Begging and beatings
Jorge Menendez* was probably around 10 years old when a marabout who knew his father came to his home in Bafatà to take him away. Jorge does not know his age or exactly how long he has spent away from home, but he estimates at least two or three years. (Groups who work with trafficked children gauge the time they spent outside Guinea-Bissau by their ability to speak Wolof, the most widely spoken language in Senegal.)
The marabout promised his father he would teach Jorge the Muslim holy book, the Koran, and the boy thought nothing of it. From Bafatà, he was taken to Gabù, farther east, where he worked on a cotton field for some time before crossing the border into Senegal. Then he was passed over to another marabout in southwestern city of Ziguinchor, where he learned the Koran.
Before long, the first marabout came back to take him to his own daara or Koranic school (often the marabout’s home) in Dakar.
Children, brought from Guinea-Bissau to Senegal years ago, line up at the airport in Dakar to return home after years of beatings and forced begging
“I spent all my time begging,” Jorge told IRIN in Dakar, speaking in Wolof. “I had to bring the marabout 350 CFA francs (US$0.79) a day. Otherwise, I was beaten. It’s my worst memory.”
100,000 child beggars
In 2004, the UN Children’s Fund (UNICEF) estimated there were up to 100,000 child beggars in Senegal (close to one percent of the population), the majority of them talibés. The head of UNICEF in Guinea-Bissau, Jean Dricot, says most of those child beggars come from Guinea-Bissau.
“They don’t have schools. They don’t have access to healthcare. They sleep 40 or 50 to a room. They spend all day on the street getting money that they have to hand over at night,” Dricot said.
Jorge, the young talibé, is now back in his country, owing to the International Organization for Migration (IOM) and a Senegalese government-run welcome centre called Ginddi, two of many institutions assisting in the repatriation of children to Guinea-Bissau.
Quelling the tide
Thanks to increased efforts by local and international organisations, some children have been spared this experience.

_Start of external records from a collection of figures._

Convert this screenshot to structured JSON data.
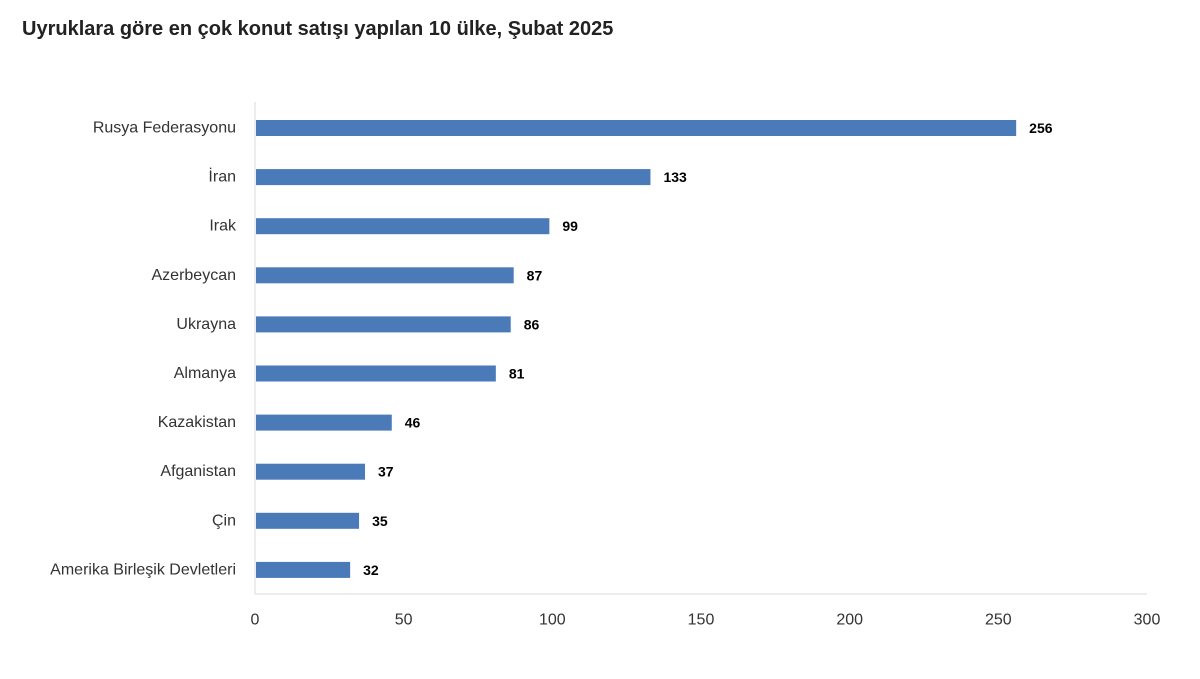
{
  "chart_data": {
    "type": "bar",
    "orientation": "horizontal",
    "title": "Uyruklara göre en çok konut satışı yapılan 10 ülke, Şubat 2025",
    "categories": [
      "Rusya Federasyonu",
      "İran",
      "Irak",
      "Azerbeycan",
      "Ukrayna",
      "Almanya",
      "Kazakistan",
      "Afganistan",
      "Çin",
      "Amerika Birleşik Devletleri"
    ],
    "values": [
      256,
      133,
      99,
      87,
      86,
      81,
      46,
      37,
      35,
      32
    ],
    "value_labels": [
      "256",
      "133",
      "99",
      "87",
      "86",
      "81",
      "46",
      "37",
      "35",
      "32"
    ],
    "xticks": [
      "0",
      "50",
      "100",
      "150",
      "200",
      "250",
      "300"
    ],
    "xlim": [
      0,
      300
    ],
    "xlabel": "",
    "ylabel": "",
    "grid": false,
    "legend": "none",
    "colors": {
      "bar": "#4a7ab7",
      "axis": "#d9d9d9"
    }
  }
}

Police say they have been more proactive since workshops by the IOM, UNICEF and local NGOs informed police, regional governments and local leaders that the unauthorised movement of minors across borders is a crime. That message has trickled down to the village level; the latest arrests were the result of a villager’s tip-off to police.

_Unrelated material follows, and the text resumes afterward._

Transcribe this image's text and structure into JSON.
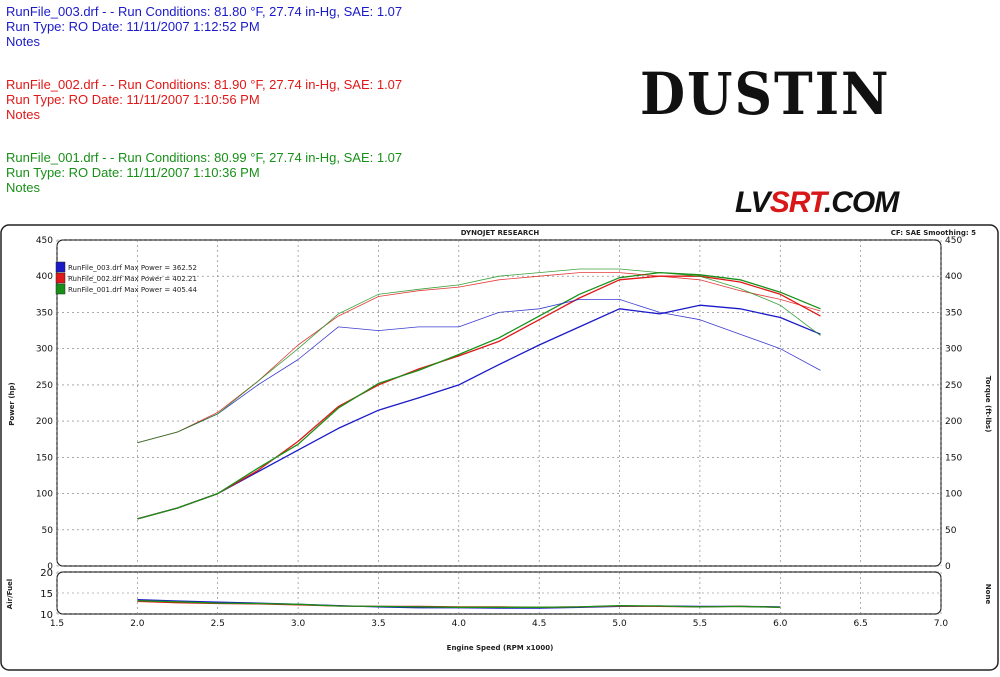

“We want to fight this. We want our children to remain in our homeland,” said Ousmane Baldé, public protection officer in the women and children section of the regional police force of Bafatà. Police have intercepted 301 children en route to Senegal from the Bafatà and Gabù regions this year.
”…We want to fight this. We want our children to remain in our homeland…”
The fight is also happening on other fronts. The group SOS-Talibé Children has been trying to dispel a popular belief that begging shapes a young boy’s character by teaching him humility. Giving alms is also a requirement in Islam.
“Our weapon [to convince people] is the Koran. It is not an Islamic obligation to exploit children or to send them only to the Koranic schools,” said coordinator Malam Bau Ciro, whose father was a Koranic teacher. Ciro has translated the Koran into Portuguese, Guinea-Bissau’s official language, in order to support his assertions.
With the help of the NGO Plan International, SOS-Talibé runs a school that teaches both Arabic and Portuguese, both the Koran and traditional subjects like math. Plan International has also built five such schools and is supporting another 35, in which the original Koranic teachers are complemented by instructors who teach other material.
Despite the efforts, the movement of children from Guinea-Bissau continues and may even be on the rise, some local associations say. UNICEF estimated in a 2003 report that every year close to 400,000 African children are victims of trafficking for domestic work, sexual exploitation, to work in shops or on farms or to be scavengers and street hawkers.
* Jorge’s real name has been withheld to protect his identity.